Two other news anchors at the Islamic Republic of Iran Broadcasting (IRIB) thanked their supporters in separate statements.
“Thank you for accepting me as anchor until today," said Zahra Khatami. "I will never get back to TV. Forgive me.”
Fellow anchor Saba Rad said she was leaving journalism after 21 years.
“Thank you for your support in all years of my career," she said. "I announce that after 21 years working in radio and TV, I cannot continue my work in the media. I cannot.”

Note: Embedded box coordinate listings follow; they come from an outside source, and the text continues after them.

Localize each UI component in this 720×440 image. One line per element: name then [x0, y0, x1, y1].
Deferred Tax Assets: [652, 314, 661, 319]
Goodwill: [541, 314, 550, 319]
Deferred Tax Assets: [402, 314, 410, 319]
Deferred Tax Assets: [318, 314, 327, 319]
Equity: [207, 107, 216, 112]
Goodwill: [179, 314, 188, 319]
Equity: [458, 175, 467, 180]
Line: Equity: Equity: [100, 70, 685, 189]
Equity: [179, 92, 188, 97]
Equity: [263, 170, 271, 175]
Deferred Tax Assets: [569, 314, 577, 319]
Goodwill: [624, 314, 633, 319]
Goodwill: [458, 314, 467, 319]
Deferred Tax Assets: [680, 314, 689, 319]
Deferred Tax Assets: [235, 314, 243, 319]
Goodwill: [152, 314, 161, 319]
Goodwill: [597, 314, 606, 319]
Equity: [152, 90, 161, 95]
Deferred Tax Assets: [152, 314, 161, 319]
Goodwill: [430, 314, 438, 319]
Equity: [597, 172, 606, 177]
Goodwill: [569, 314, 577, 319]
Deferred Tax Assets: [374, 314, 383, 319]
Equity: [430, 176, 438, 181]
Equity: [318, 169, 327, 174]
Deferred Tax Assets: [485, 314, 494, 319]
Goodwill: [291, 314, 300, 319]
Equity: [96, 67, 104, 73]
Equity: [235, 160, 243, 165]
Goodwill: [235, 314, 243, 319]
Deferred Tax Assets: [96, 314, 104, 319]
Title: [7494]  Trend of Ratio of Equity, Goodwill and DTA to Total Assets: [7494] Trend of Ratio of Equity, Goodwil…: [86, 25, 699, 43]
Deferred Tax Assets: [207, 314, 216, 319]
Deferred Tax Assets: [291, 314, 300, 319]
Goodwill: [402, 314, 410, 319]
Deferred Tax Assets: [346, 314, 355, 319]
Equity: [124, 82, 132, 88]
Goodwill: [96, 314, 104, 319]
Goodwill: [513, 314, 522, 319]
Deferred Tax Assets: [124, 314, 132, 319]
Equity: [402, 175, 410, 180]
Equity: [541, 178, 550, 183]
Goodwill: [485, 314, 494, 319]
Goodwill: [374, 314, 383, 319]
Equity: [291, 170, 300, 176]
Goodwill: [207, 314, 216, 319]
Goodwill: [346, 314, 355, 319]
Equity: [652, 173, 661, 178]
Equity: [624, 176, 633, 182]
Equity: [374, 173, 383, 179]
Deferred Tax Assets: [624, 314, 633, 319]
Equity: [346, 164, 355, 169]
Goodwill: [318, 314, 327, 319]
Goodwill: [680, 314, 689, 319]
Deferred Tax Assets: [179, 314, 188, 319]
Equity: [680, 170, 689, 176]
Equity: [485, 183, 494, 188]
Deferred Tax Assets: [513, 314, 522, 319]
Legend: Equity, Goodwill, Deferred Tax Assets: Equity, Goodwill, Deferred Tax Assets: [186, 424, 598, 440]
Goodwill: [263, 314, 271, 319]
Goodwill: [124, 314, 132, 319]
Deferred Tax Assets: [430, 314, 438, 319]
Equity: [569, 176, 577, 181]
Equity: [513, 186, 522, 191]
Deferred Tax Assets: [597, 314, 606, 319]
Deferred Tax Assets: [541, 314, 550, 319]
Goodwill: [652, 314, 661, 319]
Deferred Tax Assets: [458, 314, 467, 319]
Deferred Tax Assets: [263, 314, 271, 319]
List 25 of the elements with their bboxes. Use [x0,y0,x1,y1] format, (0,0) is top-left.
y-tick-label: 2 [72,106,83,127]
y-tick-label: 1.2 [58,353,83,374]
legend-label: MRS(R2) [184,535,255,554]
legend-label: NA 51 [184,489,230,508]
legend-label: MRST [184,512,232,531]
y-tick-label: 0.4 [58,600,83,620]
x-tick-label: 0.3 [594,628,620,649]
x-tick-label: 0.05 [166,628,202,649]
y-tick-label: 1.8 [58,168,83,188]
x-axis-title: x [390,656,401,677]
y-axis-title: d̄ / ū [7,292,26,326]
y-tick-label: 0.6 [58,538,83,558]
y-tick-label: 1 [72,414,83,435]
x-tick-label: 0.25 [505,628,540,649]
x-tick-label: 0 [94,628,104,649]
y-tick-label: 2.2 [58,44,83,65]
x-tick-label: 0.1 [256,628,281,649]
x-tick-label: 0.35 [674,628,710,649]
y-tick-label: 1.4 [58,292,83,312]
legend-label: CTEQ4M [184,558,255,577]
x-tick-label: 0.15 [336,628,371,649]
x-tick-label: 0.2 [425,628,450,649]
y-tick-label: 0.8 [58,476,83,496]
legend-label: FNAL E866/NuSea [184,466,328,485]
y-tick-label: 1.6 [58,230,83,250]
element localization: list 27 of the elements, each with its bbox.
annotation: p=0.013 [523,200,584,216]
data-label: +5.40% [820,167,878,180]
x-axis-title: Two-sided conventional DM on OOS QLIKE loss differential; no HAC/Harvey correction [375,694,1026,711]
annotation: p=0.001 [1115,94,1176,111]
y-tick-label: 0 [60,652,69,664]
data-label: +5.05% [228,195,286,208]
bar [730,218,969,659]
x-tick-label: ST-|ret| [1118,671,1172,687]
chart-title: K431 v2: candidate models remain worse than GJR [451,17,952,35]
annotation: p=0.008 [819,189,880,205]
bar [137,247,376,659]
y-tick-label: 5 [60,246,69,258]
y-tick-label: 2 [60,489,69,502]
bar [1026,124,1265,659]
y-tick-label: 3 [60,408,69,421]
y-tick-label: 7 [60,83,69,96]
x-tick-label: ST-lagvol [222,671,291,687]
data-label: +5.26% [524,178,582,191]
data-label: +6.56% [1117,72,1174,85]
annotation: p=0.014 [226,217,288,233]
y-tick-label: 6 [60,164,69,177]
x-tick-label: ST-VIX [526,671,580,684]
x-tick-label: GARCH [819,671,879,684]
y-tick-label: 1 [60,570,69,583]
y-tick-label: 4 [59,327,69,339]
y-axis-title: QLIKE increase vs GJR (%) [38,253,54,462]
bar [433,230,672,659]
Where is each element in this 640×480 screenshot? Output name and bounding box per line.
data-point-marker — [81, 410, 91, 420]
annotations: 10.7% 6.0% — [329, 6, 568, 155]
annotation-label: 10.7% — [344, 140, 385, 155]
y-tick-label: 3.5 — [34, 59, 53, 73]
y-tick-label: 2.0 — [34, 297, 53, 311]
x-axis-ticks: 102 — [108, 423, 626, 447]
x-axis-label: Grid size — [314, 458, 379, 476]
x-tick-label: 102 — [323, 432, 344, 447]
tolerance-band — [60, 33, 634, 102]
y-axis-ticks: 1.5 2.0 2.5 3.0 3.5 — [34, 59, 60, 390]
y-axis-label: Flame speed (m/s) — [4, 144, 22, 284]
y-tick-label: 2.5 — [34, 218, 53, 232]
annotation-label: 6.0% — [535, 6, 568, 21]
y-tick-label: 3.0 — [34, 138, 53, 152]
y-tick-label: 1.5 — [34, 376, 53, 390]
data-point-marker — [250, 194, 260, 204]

The resignations come as Iranians again took to the streets in anti-government protests Monday. Many are calling for the ouster of government leaders after the shooting down of a Ukrainian passenger plane that Iran initially denied responsibility for. Tehran later walked back its denial and admitted to downing the plane in a misfire during attacks on bases in Iraq where American troops are housed. The attacks followed the killing of Iranian Quds Gen. Qassem Soleimani in a U.S. airstrike.
The resignations come as some Iranians have an unfavorable view of the media, which is tightly controlled by the regime.
The protests have led to reported harsh crackdowns by security forces, further fragmenting the relationship between the regime, the media and Iranians. The Tehran-based Association of Iranian Journalists said the public was witnessing "a funeral for public trust."
Ghanbar Naderi, a commentator on Iran’s state-run Press TV, said the regime's lies about the airliner have eroded the public trust in its leaders and state media broadcasters.
“Millions and millions took [to] the streets following the assassination of Qassem Suleimani," Naderi told BBC Radio Today. "It was a rare moment of unity but the IRGC blew it. As a journalist you need to be able to sleep at night. I will never ever distance myself from the truth. This a great nation. It has made many mistakes that are unacceptable. If the IRGC shot down a civilian airplane, I have no choice but to condemn it.”
In a statement, the Association of Iranian Journalists said state-owned media outlets have lost public confidence after publishing false or misleading information.
"We lie loudest when we lie to ourselves; and Islamic Republic of Iran state television employees acknowledge that their credibility has been lost," the group said, according to the newspaper. "Unaware that the credibility of this media and most of the domestic media had long since vanished."
“It should be noted, however, that other media outlets objected to the situation, but the Islamic Republic of Iran’s state television favoured [sic] it," the statement continued. "This incident showed that people cannot trust official data and journalists should try to fill this gap as much as possible.”
Reporters Without Borders ranks Iran as one of the most repressive states for journalists. It said state control of the news is "unrelenting" and at least 860 journalists have been imprisoned or executed since the 1979 Islamic Revolution.
“Independent journalists, citizen-journalists and independent media are constantly subjected to intimidation, arbitrary arrest and long jail sentences imposed by revolutionary courts at the end of unfair trials,” the organization said.